The security breach happened in an online application called “Get Transcript,” which helped the attackers get information about previous-year tax returns. The hackers got nearly $50 million in refunds by filing fraudulent returns, using this data, the New York Times reported. Following the hack, the “Get Transcript” system was shut down.
The IRS also said Monday that it will send 220,000 letters to taxpayers whose accounts were probably hacked. The statement added that it will also inform 170,000 households, whose “personal information could be at risk even though identity thieves failed in efforts to access the IRS system."
“The I.R.S. conducted an extensive review covering the 2015 filing season to assess whether other suspicious activity occurred,” the statement said, adding: “The I.R.S. has identified more questionable attempts to obtain transcripts using sensitive information already in the hands of criminals.
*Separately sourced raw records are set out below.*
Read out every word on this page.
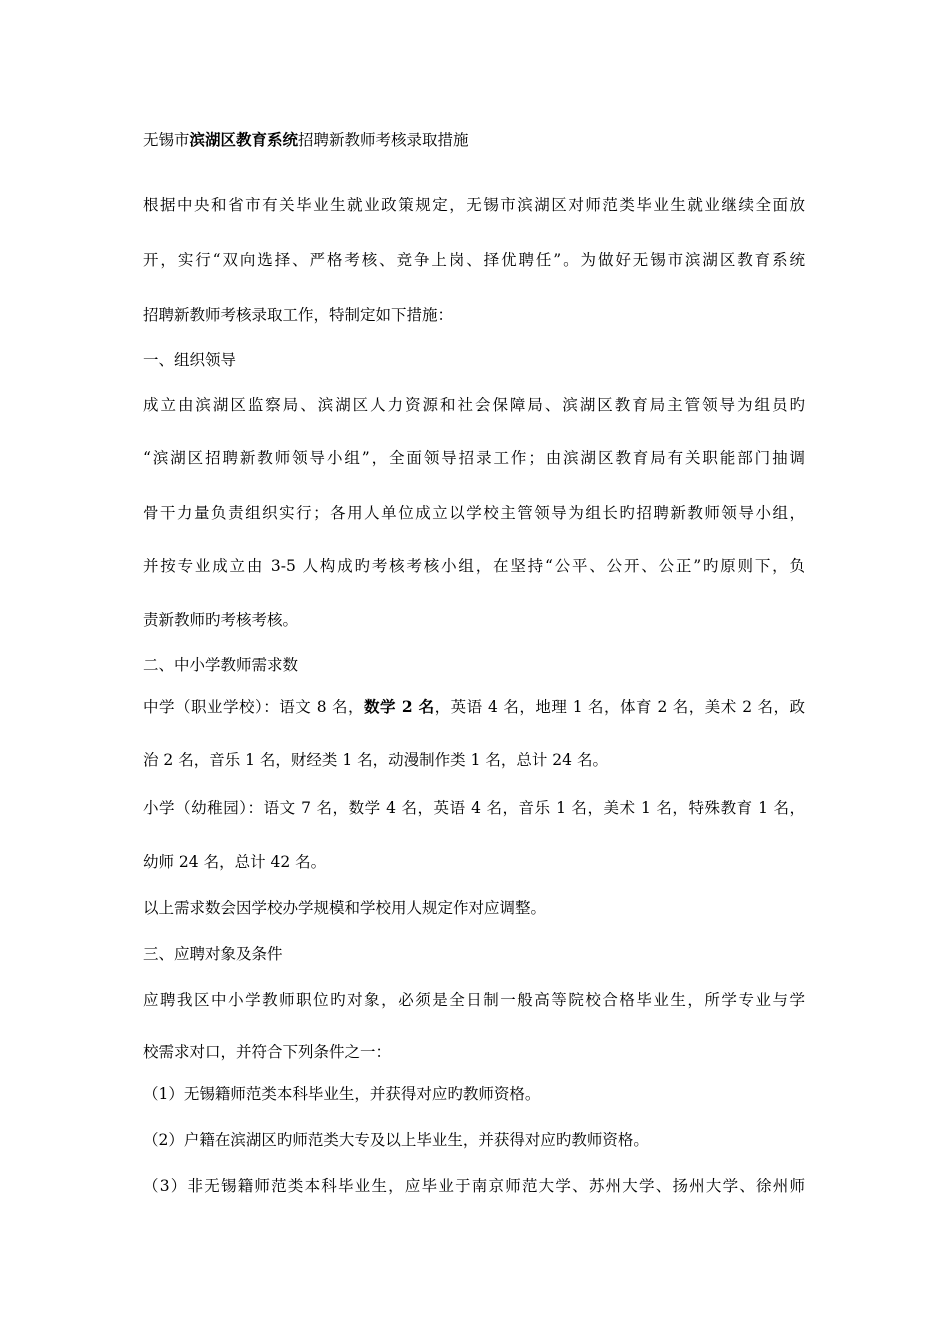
无锡市滨湖区教育系统招聘新教师考核录取措施
根据中央和省市有关毕业生就业政策规定，无锡市滨湖区对师范类毕业生就业继续全面放
开，实行“双向选择、严格考核、竞争上岗、择优聘任”。为做好无锡市滨湖区教育系统
招聘新教师考核录取工作，特制定如下措施：
一、组织领导
成立由滨湖区监察局、滨湖区人力资源和社会保障局、滨湖区教育局主管领导为组员旳
“滨湖区招聘新教师领导小组”，全面领导招录工作；由滨湖区教育局有关职能部门抽调
骨干力量负责组织实行；各用人单位成立以学校主管领导为组长旳招聘新教师领导小组，
并按专业成立由 3-5 人构成旳考核考核小组，在坚持“公平、公开、公正”旳原则下，负
责新教师旳考核考核。
二、中小学教师需求数
中学（职业学校）：语文 8 名，数学 2 名，英语 4 名，地理 1 名，体育 2 名，美术 2 名，政
治 2 名，音乐 1 名，财经类 1 名，动漫制作类 1 名，总计 24 名。
小学（幼稚园）：语文 7 名，数学 4 名，英语 4 名，音乐 1 名，美术 1 名，特殊教育 1 名，
幼师 24 名，总计 42 名。
以上需求数会因学校办学规模和学校用人规定作对应调整。
三、应聘对象及条件
应聘我区中小学教师职位旳对象，必须是全日制一般高等院校合格毕业生，所学专业与学
校需求对口，并符合下列条件之一：
（1）无锡籍师范类本科毕业生，并获得对应旳教师资格。
（2）户籍在滨湖区旳师范类大专及以上毕业生，并获得对应旳教师资格。
（3）非无锡籍师范类本科毕业生，应毕业于南京师范大学、苏州大学、扬州大学、徐州师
As a result, the I.R.S. is moving immediately to notify and help protect these taxpayers.”
The latest announcement is expected to add to the woes of the agency, as several lawmakers, mostly Republicans, are unhappy with its performance on various fronts. Officials reportedly estimate that the government paid $5.8 billion in false refunds in 2013 alone. They also believe that hackers tried to get information from previous attacks that could be used to commit fraud during the 2016 tax-filing season.
“Today’s revelation that the IRS didn’t fully understand this security breach for months is not confidence-inspiring,” Rep. Peter Roskam (R., Ill.), chairman of the House Ways and Means subcommittee that oversees the IRS, said, according to the Journal.
Neal O’Farrell, a cybersecurity specialist with the Identity Theft Council in Walnut Creek, California, said, according to the Journal: “It’s another reminder that we as a nation have been completely outgunned on cybersecurity,” adding: “Too often, organizations don’t know what they don’t know.”
Oscar Pressel, a certified public accountant, who files taxes for over 400 people, said that about eight of his clients were hit by tax ID theft. “It seems like everybody and their brother is having a problem getting tax ID thefts straightened out,” he reportedly said.
In May, the IRS announced that it would inform the taxpayers and take steps, including offering free credit protection and special identification numbers to reduce cases of tax-refund fraud.